KERV: Kinematic-Rectified Speculative Decoding for Embodied VLA Models

arXiv cs.RO / 4/28/2026

💬 OpinionIdeas & Deep AnalysisModels & Research

Key Points

  • The paper proposes KERV, a kinematic-rectified speculative decoding framework that combines token-domain Vision-Language-Action (VLA) models with kinematics-domain prediction to improve inference speed.
  • It uses a kinematics-based Kalman Filter to predict actions and compensate for speculative decoding token errors, aiming to avoid expensive re-inference.
  • It introduces a kinematics-based strategy to dynamically adjust the speculative decoding acceptance threshold, reducing the need for careful manual tuning.
  • Experiments across multiple tasks and environments show KERV delivers about 27%–37% acceleration with nearly no loss in Success Rate.

Abstract

Vision-Language-Action (VLA) models build a token-domain robot control paradigm, yet suffer from low speed. Speculative Decoding (SD) is an optimization strategy that can boost inference speed. Two key issues emerge when integrating VLA and SD: first, SD relies on re-inference to address token errors, which is computationally expensive; second, to mitigate token errors, the acceptance threshold in SD requires careful adjustment. Existing works fail to address the above two issues effectively. Meanwhile, as the bridge between AI and the physical world, existing embodied intelligence has overlooked the application of robotic kinematics.

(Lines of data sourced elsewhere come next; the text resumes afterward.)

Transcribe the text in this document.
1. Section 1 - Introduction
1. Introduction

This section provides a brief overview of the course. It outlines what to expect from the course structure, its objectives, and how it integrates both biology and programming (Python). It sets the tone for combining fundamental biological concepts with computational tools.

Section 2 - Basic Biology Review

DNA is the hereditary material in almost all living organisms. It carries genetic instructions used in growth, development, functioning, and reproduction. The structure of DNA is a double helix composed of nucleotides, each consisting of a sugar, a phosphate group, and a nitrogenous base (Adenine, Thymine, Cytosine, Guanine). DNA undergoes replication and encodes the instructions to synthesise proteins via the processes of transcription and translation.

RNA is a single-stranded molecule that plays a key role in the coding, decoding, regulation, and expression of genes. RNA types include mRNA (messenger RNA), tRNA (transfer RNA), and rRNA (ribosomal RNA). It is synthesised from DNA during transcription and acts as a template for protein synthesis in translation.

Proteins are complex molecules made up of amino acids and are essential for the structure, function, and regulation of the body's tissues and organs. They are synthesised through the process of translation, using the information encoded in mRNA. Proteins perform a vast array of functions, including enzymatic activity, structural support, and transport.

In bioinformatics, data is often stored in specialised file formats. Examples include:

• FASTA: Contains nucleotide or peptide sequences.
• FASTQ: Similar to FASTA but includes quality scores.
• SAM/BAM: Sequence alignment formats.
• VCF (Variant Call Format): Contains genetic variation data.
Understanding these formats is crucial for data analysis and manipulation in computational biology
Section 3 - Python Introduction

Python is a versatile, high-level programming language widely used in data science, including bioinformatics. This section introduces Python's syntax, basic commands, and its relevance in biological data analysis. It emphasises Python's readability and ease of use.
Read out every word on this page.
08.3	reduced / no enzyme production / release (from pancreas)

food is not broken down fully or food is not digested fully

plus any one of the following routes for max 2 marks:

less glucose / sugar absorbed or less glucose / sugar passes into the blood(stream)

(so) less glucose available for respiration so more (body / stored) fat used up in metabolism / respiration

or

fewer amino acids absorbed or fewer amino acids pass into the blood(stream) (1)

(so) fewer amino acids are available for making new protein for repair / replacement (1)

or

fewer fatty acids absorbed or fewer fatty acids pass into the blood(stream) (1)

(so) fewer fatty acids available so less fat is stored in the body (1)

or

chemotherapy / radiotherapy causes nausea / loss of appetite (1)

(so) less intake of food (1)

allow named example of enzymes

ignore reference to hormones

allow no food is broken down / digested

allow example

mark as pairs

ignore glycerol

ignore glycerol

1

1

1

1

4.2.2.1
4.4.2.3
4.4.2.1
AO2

To address these issues, we innovatively combine token-domain VLA models with kinematic-domain prediction for SD, proposing a kinematic-rectified SD framework named KERV. We employ a kinematics-based Kalman Filter to predict actions and compensate for SD errors, avoiding costly re-inference. Moreover, we design a kinematics-based adjustment strategy to dynamically rectify the acceptance threshold, addressing the difficulty of threshold determination. Experimental results across diverse tasks and environments demonstrate that KERV achieves 27%~37% acceleration with nearly no Success Rate loss.